Di Giusy Marrazzo
Quante volte abbiamo sognato di organizzarci lo studio a nostro piacimento? Quante volte abbiamo desiderato di non doverci muovere da casa per far lezione? E quante volte ancora abbiamo sperato in una catastrofe ambientale affinché quel maledetto pullman delle 7:30 non passasse? Tante, infinite, forse più dei giorni stessi passati tra quelle mura che dopo quasi cinque anni non potevo che sentire mie! Il L. Da Vinci è stato fonte di molte mie “prime” emozioni : quella scuola mi conosce meglio di chiunque altro, mi ha formata, mi ha accolto che ero poco più che una bambina ed è stata testimone di tutta la mia mutazione adolescenziale, di ogni mia amarezza per chissà cosa, di ogni mia gioia e di molte mie “storielle”.
Il periodo liceale non è stato solo “studio matto e disperato” tutt’altro….

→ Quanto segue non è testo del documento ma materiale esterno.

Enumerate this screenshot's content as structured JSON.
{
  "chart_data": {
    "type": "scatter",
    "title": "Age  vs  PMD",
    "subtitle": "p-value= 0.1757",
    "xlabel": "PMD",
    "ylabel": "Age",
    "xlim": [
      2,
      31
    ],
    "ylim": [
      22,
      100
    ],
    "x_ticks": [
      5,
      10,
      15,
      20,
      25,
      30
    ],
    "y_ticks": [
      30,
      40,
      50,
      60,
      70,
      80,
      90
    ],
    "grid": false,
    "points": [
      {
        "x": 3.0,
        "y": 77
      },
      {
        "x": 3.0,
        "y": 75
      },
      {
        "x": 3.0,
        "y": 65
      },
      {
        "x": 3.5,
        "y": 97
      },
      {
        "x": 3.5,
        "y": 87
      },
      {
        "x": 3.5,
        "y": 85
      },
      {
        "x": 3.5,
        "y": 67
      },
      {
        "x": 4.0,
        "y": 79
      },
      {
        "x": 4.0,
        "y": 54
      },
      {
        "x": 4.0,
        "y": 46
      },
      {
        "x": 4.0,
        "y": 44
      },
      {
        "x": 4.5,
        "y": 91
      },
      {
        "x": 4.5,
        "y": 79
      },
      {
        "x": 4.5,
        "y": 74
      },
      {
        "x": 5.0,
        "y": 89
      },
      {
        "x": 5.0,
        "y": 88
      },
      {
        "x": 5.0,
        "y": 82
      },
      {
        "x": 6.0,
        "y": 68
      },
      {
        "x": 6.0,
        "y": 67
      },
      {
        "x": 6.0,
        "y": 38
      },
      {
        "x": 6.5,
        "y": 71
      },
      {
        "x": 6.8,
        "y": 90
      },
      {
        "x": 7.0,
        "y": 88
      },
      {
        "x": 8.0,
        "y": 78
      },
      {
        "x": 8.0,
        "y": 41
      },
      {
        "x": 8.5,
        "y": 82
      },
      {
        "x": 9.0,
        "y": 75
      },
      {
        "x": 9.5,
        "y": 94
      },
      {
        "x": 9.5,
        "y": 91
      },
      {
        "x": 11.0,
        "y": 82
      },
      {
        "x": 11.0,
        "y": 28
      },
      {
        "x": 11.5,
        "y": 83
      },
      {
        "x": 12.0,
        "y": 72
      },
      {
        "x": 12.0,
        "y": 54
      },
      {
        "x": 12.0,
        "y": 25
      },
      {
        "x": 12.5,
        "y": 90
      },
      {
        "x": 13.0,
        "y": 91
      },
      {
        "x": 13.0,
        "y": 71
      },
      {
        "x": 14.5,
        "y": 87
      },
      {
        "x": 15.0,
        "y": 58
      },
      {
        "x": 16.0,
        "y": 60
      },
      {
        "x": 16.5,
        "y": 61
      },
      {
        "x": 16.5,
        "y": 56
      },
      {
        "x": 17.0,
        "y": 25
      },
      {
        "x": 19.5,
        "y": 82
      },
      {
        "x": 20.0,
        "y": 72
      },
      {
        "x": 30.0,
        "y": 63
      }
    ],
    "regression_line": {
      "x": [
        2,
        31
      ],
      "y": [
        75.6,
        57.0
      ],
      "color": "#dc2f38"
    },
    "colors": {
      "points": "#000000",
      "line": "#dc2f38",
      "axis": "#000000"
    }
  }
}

È stato il tempo della mia crescita culturale e della formazione della mia personalità .È stato un tempo che ,come uno specchio ,gradualmente ci ha mostrato chi stavamo diventando: si scelgono determinate amicizie anziché altre; si viene attratti da alcune persone piuttosto che da altre; ma soprattutto si dedica più tempo ad alcuni interessi e si tralascia il resto.Ancor più importante è l’aspetto emotivo che ognuno di noi mette a dura prova: ansie, paure, angosce e malinconie, ma anche l’emozione di un bel voto, la soddisfazione di un buon compito e di un’interrogazione che gratifica .Ovviamente tutto è condiviso con ti sta vicino per cinque ore al giorno da cinque anni!
Senza accorgersi come e senza capire quando, un giorno ti senti come a casa.Tutti coloro che si impegnano a gestirla al meglio li senti complici, amici, alcuni li scegli come guida ed esempio , altri come semplici compagni di viaggio, pronti a gioire con te o ad accarezzarti per tirarti su il morale! E allora, come spiegare cosa mi manca di tutto questo?
Mi manca Lina, che con la sua “vocina” ti sussurra “ue né, nge u preside ca gira”; mi manca Giampiero pronto a tirarti un sorriso con quella camminata buffa; mi manca Antonio complice e disponibile come solo lui sa fare; mi manca persino la “signorina Rotty” sempre cool e vanitosa più che mai e sempre pronta ad entrare in classe e ricordare a qualche prof che la campanella è già suonata da venti secondi. Potrei continuare all’infinito, ma tutto mi porterebbe alla stessa conclusione: non va tutto bene e non è la stessa cosa! Le web-lessions non potranno mai sostituire le gole secche dei professori che si impegnano per spiegare e farci apprendere al meglio, come i messaggi Whatsapp dei professori intenti a rassicurarci non potranno mai sostituire le spiegazioni che venivano accompagnate da sguardi\parlanti, perché si, avevamo imparato a capirci anche dagli sguardi.
Tuttavia la speranza è l’ultima a morire: sono convinta che torneremo, come tornerà la professoressa Botti con le sue risate “malvagie”, come tornerà la professoressa Veneri con il rumore dei suoi “tacchini”; come tornerà il professore Bartoli con il suo umore peggiore della luna (non a caso)! Torneremo e soprattutto torneremo a varcare quel metro di distanza che purtroppo ora è imposto e a ricordare a tutti: Il Da Vinci C’è!